I've grown tomatoes before, and although not at all jaded, I know the routine and can anticipate the product. I can taste the tomato-basil salads, the sauces, the homemade tomato paste, and all the other delights I'll be able to make come harvest season. What is new to me however, is growing melons.
I became interested in melons last year when I bought my fellow gardening friend RWW a book on melons, a book so good I had to later buy it for myself too. Some of you may have heard of this book, Melons for the Passionate Grower, by Amy Goldman. If you haven't yet, find this book and read it--it will make you a passionate grower of melons. Ms. Goldman has searched out hard to find heirlooms, and this book, along with help from Seed Savers, Baker Creek Seeds and other companies and organizations, is moving a community towards saving melon varieties the way others have already begun saving heirloom tomato varieties. She is one of my many heroes, a group that is exceptionally diverse, but held together by a commonality of inspired dedication. Someday, when I'm in New York in late summer, I hope to visit her stand at the Union Square Greenmarket and sample the melons she's helped save from extinction. In the meantime, I'm growing my own, four varieties I've read plenty about, but have never tasted. Now, as we hit mid-June, they've just begun their female flowering, and are starting to set tiny, incredibly cute fruit.

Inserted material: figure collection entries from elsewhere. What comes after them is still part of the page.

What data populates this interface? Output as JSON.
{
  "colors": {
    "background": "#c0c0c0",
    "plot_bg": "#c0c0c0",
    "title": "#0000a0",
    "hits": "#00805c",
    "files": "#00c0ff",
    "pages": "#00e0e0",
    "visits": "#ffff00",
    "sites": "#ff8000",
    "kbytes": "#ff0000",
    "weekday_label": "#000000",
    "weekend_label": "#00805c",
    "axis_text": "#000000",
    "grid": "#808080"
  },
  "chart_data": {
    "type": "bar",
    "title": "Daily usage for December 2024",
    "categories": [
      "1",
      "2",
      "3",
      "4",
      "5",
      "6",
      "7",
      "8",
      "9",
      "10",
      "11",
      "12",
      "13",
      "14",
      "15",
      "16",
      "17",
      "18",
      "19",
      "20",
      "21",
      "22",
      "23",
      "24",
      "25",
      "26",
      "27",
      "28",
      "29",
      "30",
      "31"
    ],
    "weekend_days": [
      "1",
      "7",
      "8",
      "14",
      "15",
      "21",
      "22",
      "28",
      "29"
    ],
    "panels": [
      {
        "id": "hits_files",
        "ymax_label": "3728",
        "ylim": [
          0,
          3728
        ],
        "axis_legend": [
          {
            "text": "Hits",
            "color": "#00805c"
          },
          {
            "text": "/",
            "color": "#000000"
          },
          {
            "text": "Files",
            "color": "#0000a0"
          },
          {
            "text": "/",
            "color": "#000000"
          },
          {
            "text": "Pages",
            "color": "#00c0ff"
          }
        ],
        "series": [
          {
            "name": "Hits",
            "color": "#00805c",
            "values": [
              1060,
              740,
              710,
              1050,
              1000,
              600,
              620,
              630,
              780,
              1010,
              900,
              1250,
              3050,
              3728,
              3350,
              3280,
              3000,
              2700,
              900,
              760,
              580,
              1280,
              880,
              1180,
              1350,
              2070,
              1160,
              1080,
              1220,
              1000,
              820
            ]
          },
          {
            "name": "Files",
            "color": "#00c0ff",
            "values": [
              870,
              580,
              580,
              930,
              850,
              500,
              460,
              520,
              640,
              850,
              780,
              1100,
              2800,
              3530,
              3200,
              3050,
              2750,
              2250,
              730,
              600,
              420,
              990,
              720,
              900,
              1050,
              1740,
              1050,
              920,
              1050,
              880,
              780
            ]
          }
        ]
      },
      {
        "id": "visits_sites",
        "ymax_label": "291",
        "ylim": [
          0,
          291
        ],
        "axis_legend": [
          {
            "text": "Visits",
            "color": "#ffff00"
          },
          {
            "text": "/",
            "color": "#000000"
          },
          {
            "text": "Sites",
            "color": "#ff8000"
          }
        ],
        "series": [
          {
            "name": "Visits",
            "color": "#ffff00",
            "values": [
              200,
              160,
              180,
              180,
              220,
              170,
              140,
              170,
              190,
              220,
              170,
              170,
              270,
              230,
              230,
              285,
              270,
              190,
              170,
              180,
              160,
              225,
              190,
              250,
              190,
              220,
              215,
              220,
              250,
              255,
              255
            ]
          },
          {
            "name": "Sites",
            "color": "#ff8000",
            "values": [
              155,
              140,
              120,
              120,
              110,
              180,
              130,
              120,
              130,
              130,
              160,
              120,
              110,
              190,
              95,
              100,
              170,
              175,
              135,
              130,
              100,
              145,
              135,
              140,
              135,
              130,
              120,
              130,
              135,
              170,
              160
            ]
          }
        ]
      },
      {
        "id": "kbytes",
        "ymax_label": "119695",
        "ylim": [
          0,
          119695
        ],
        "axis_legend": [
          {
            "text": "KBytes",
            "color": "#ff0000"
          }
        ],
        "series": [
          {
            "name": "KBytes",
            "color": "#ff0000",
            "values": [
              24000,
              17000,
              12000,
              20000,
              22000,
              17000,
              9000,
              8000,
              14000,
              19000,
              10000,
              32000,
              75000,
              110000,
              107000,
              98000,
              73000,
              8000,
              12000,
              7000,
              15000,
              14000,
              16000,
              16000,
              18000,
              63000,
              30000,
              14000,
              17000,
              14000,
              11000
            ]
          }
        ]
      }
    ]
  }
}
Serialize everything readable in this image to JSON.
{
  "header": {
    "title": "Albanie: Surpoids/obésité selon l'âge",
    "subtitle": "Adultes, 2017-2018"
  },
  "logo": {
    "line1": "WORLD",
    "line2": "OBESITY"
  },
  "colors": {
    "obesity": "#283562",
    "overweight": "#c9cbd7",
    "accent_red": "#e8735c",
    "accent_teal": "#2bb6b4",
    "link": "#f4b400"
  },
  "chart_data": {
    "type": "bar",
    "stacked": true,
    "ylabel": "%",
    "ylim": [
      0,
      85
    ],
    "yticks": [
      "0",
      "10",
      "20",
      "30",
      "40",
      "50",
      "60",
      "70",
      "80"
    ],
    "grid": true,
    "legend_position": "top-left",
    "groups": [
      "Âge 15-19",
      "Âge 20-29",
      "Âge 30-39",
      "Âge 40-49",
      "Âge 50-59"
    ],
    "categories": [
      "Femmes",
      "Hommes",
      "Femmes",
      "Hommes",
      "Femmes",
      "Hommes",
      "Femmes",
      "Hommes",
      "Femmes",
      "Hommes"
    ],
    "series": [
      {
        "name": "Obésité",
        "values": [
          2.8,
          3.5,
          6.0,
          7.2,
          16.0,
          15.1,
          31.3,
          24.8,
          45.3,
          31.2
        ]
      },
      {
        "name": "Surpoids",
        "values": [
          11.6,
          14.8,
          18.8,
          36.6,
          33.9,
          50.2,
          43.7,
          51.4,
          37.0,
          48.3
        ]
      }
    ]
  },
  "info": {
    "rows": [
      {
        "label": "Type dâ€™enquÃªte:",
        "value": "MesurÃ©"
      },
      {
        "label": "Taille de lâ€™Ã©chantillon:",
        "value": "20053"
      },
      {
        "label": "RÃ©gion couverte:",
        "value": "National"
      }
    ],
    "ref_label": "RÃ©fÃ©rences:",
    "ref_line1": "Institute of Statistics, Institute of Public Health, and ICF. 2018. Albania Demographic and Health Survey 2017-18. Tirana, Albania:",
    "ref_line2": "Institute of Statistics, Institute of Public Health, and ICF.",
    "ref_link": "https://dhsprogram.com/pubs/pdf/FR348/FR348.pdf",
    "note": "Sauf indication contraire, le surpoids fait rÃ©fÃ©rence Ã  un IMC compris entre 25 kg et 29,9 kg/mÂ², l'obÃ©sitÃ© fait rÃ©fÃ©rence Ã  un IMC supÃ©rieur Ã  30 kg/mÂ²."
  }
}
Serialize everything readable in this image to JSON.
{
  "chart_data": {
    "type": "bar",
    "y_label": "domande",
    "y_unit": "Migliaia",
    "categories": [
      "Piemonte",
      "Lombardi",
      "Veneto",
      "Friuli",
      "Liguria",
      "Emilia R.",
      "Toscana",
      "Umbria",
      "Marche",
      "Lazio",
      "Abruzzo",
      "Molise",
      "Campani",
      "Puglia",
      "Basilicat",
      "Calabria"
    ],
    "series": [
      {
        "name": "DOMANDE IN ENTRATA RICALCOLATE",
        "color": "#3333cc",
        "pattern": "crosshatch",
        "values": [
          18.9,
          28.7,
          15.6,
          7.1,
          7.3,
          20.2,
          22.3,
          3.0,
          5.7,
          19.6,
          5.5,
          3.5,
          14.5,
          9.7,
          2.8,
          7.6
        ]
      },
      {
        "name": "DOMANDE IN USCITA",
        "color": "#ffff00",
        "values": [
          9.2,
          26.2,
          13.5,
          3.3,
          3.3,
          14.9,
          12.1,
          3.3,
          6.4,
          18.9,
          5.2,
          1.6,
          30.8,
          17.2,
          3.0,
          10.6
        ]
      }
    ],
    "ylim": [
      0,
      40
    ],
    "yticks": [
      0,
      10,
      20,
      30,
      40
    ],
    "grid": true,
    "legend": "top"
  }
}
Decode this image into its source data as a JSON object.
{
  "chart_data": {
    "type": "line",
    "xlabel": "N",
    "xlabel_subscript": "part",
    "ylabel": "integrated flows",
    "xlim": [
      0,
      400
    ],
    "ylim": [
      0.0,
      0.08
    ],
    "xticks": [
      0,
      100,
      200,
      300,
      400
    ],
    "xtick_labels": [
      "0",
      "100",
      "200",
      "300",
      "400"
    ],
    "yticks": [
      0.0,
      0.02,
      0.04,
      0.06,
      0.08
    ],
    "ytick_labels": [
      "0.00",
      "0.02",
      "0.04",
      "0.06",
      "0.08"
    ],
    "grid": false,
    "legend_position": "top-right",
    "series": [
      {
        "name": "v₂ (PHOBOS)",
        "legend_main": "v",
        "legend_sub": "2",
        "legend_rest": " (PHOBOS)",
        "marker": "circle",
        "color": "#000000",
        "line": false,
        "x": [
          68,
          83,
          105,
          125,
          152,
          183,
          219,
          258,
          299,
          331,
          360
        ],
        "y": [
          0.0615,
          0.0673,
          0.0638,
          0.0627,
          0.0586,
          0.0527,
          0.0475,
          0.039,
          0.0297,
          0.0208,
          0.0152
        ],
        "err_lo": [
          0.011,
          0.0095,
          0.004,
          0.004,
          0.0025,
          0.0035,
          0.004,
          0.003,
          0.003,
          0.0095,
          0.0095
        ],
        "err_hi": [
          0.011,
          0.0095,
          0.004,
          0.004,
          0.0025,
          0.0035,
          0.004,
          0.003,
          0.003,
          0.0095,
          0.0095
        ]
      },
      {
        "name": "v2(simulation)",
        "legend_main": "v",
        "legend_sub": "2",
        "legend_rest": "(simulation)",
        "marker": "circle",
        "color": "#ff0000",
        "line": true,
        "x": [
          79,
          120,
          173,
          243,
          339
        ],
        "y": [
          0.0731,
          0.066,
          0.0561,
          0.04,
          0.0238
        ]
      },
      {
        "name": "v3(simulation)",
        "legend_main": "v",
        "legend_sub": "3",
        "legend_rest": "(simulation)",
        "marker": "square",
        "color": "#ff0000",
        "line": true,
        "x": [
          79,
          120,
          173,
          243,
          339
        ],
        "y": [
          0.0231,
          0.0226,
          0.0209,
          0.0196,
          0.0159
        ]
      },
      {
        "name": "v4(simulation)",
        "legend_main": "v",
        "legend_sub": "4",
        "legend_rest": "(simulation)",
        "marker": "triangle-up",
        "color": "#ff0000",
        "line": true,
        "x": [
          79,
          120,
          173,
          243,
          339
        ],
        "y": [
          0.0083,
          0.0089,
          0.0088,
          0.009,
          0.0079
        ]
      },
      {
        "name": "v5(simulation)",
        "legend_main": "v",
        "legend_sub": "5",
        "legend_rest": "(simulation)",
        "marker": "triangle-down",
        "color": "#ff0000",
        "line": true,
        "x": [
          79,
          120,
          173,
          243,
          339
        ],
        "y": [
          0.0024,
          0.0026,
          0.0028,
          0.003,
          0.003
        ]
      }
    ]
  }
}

For curiosity's sake, because I can't get over the pictures of its beautiful fruit, gold and red striped, and promised fragrance (even if the fruit isn't as sweet as others), I'm growing Tigger. This baby is less furry in childhood than its melon-cousins in the garden.
Then, there is Collective Farm Woman, another visitor in my garden from the island of Krim. If it lives up to the expectations that Black Krim has set in my standards of delicious fruit, I may have to make a pilgrimage to the Ukraine.
I've read odes to Charentais before, and am looking forward to experiencing them myself, but in my garden, it has not yet produced female flowers. Boule D'Or, another poem-inspiring melon has though, and I am already in love.